Le contact avec le système administratif n'est pas toujours simple (déterminations différentes de la date de naissance, du nom personnel ? avec toutes les erreurs de transcription ?, etc.), des tâches qui apparaissent comme vitales aux travailleurs sociaux pour les inscriptions diverses (ANPE, Préfecture, OFPRA, Aide Sociale) mais plus anodines à beaucoup de réfugiés qui n'en ont pas l'habitude et n'en comprennent pas l'importance. L'apprentissage du français conditionne l'insertion économique. Les hommes ont une connaissance du français bien supérieure à celle des femmes à l'arrivée. Ils sont très soucieux de participer au cours, conscients de leur importance, tandis que les femmes y vont plus par discipline et entament un repli sur soi qui ira croissant au sortir du foyer. Les cours restent une abstraction avant la confrontation à la vie extérieure. Quant aux apprentissages de la culture française, ils sont prodigués dans des domaines tels que la puériculture (où les femmes, parfois mères de plusieurs enfants, sont "éduquées" sur les heures de tétées et le type d'alimentation à fournir aux enfants). Les repas, d'abord distribués dans un restaurant proche, ont ensuite été laissés à l'initiative des réfugiés (distribution de produits frais) devant l'insuccès de l'opération. Les réfugiés sont immédiatement orientés vers des métiers "manuels" (tableau des catégories professionnelles au pays d'origine et à Rennes) dans un souci de trouver une source au moins de revenu par famille, avant la sortie du Foyer (une grande majorité d'ouvriers pour les hommes, de femmes au foyer).

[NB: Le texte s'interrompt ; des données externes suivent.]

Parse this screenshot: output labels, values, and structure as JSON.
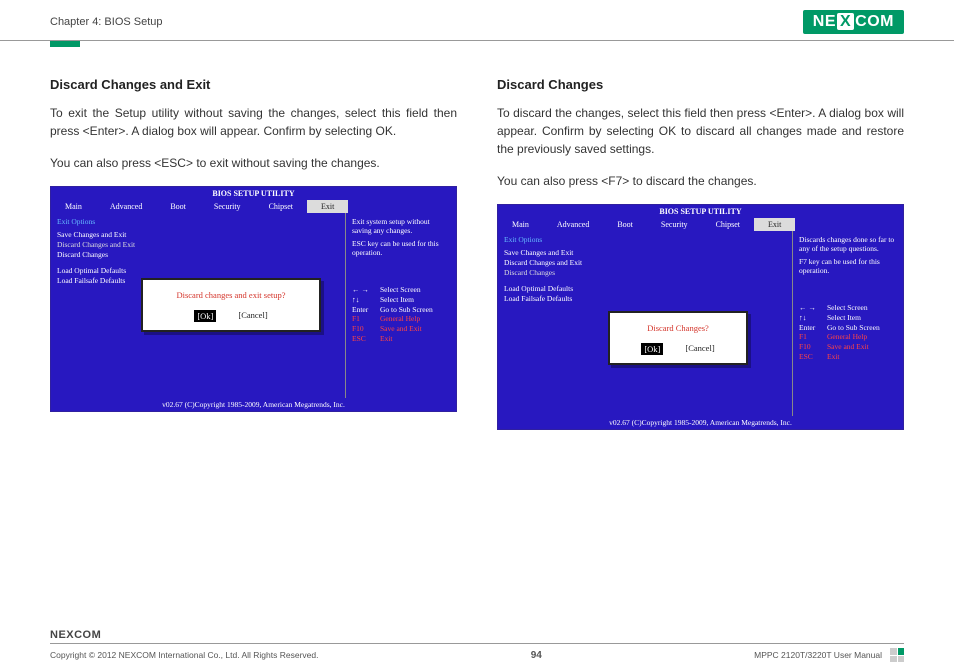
{
  "header": {
    "chapter": "Chapter 4: BIOS Setup",
    "brand": "NEXCOM"
  },
  "left": {
    "title": "Discard Changes and Exit",
    "p1": "To exit the Setup utility without saving the changes, select this field then press <Enter>. A dialog box will appear. Confirm by selecting OK.",
    "p2": "You can also press <ESC> to exit without saving the changes."
  },
  "right": {
    "title": "Discard Changes",
    "p1": "To discard the changes, select this field then press <Enter>. A dialog box will appear. Confirm by selecting OK to discard all changes made and restore the previously saved settings.",
    "p2": "You can also press <F7> to discard the changes."
  },
  "bios": {
    "title": "BIOS SETUP UTILITY",
    "tabs": [
      "Main",
      "Advanced",
      "Boot",
      "Security",
      "Chipset",
      "Exit"
    ],
    "active_tab": "Exit",
    "opt_head": "Exit Options",
    "opts": [
      "Save Changes and Exit",
      "Discard Changes and Exit",
      "Discard Changes"
    ],
    "opts2": [
      "Load Optimal Defaults",
      "Load Failsafe Defaults"
    ],
    "help1_a": "Exit system setup without saving any changes.",
    "help1_b": "ESC key can be used for this operation.",
    "help2_a": "Discards changes done so far to any of the setup questions.",
    "help2_b": "F7 key can be used for this operation.",
    "keys": [
      {
        "k": "← →",
        "d": "Select Screen"
      },
      {
        "k": "↑↓",
        "d": "Select Item"
      },
      {
        "k": "Enter",
        "d": "Go to Sub Screen"
      },
      {
        "k": "F1",
        "d": "General Help"
      },
      {
        "k": "F10",
        "d": "Save and Exit"
      },
      {
        "k": "ESC",
        "d": "Exit"
      }
    ],
    "footer": "v02.67 (C)Copyright 1985-2009, American Megatrends, Inc.",
    "dialog1": {
      "text": "Discard changes and exit setup?",
      "ok": "[Ok]",
      "cancel": "[Cancel]"
    },
    "dialog2": {
      "text": "Discard Changes?",
      "ok": "[Ok]",
      "cancel": "[Cancel]"
    }
  },
  "footer": {
    "brand": "NEXCOM",
    "copyright": "Copyright © 2012 NEXCOM International Co., Ltd. All Rights Reserved.",
    "page": "94",
    "manual": "MPPC 2120T/3220T User Manual"
  }
}
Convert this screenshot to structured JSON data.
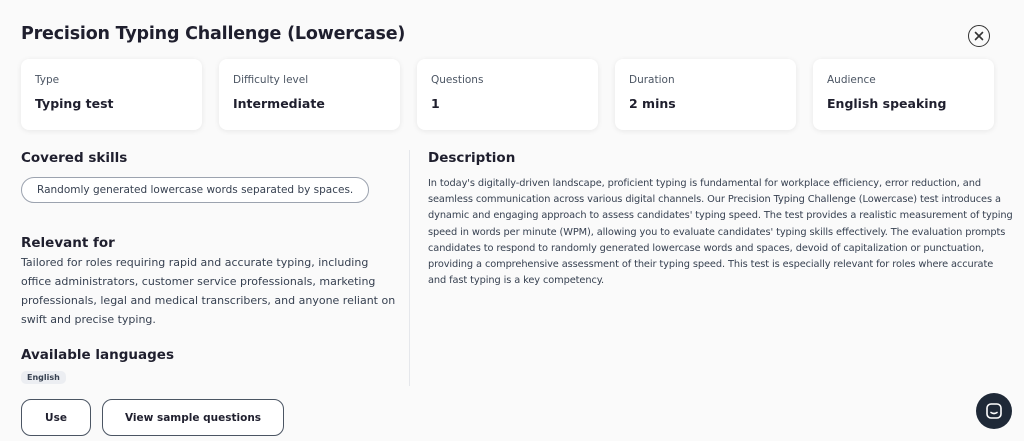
{
  "header": {
    "title": "Precision Typing Challenge (Lowercase)"
  },
  "info_cards": [
    {
      "label": "Type",
      "value": "Typing test"
    },
    {
      "label": "Difficulty level",
      "value": "Intermediate"
    },
    {
      "label": "Questions",
      "value": "1"
    },
    {
      "label": "Duration",
      "value": "2 mins"
    },
    {
      "label": "Audience",
      "value": "English speaking"
    }
  ],
  "covered_skills": {
    "heading": "Covered skills",
    "items": [
      "Randomly generated lowercase words separated by spaces."
    ]
  },
  "relevant_for": {
    "heading": "Relevant for",
    "text": "Tailored for roles requiring rapid and accurate typing, including office administrators, customer service professionals, marketing professionals, legal and medical transcribers, and anyone reliant on swift and precise typing."
  },
  "languages": {
    "heading": "Available languages",
    "items": [
      "English"
    ]
  },
  "description": {
    "heading": "Description",
    "text": "In today's digitally-driven landscape, proficient typing is fundamental for workplace efficiency, error reduction, and seamless communication across various digital channels. Our Precision Typing Challenge (Lowercase) test introduces a dynamic and engaging approach to assess candidates' typing speed. The test provides a realistic measurement of typing speed in words per minute (WPM), allowing you to evaluate candidates' typing skills effectively. The evaluation prompts candidates to respond to randomly generated lowercase words and spaces, devoid of capitalization or punctuation, providing a comprehensive assessment of their typing speed. This test is especially relevant for roles where accurate and fast typing is a key competency."
  },
  "actions": {
    "use_label": "Use",
    "sample_label": "View sample questions"
  },
  "icons": {
    "close": "close-icon",
    "chat": "chat-icon"
  },
  "colors": {
    "text_dark": "#1f1f2e",
    "fab_bg": "#1f2937",
    "background": "#fafafa"
  }
}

En conclusion, l'auteur caractérise les différentes étapes franchies par les réfugiés depuis la fuite du pays. Le Foyer Guy Houist est un milieu somme toute sécurisant qui prépare à l'autonomie complète et à la recomposition de groupes ethniques sur une base associative (Lao, Cambodgiens, Vietnamiens) ou familiale-clanique (pour les Hmongs).

Commentaire

L'enquête approfondie, menée peu après l'arrivée en France, est un document irremplaçable sur les premiers temps de l'installation des réfugiés d'Asie du Sud-Est à Rennes (synthèse claire et précise). Les comptages de première main (nombre de réfugiés, catégories professionnelles, localisation dans la ville) sont présentés. L'auteure est à la fois soucieuse des perceptions des réfugiés eux-mêmes comme des travailleurs sociaux, voire de la société d'accueil dans son ensemble : elle rappelle en particulier dans la conclusion comment les obédiences politiques en France, après les débats passionnés des années 1970 sur les révolutions en Asie, ont influencé l'accueil, dans les milieux de droite comme de gauche.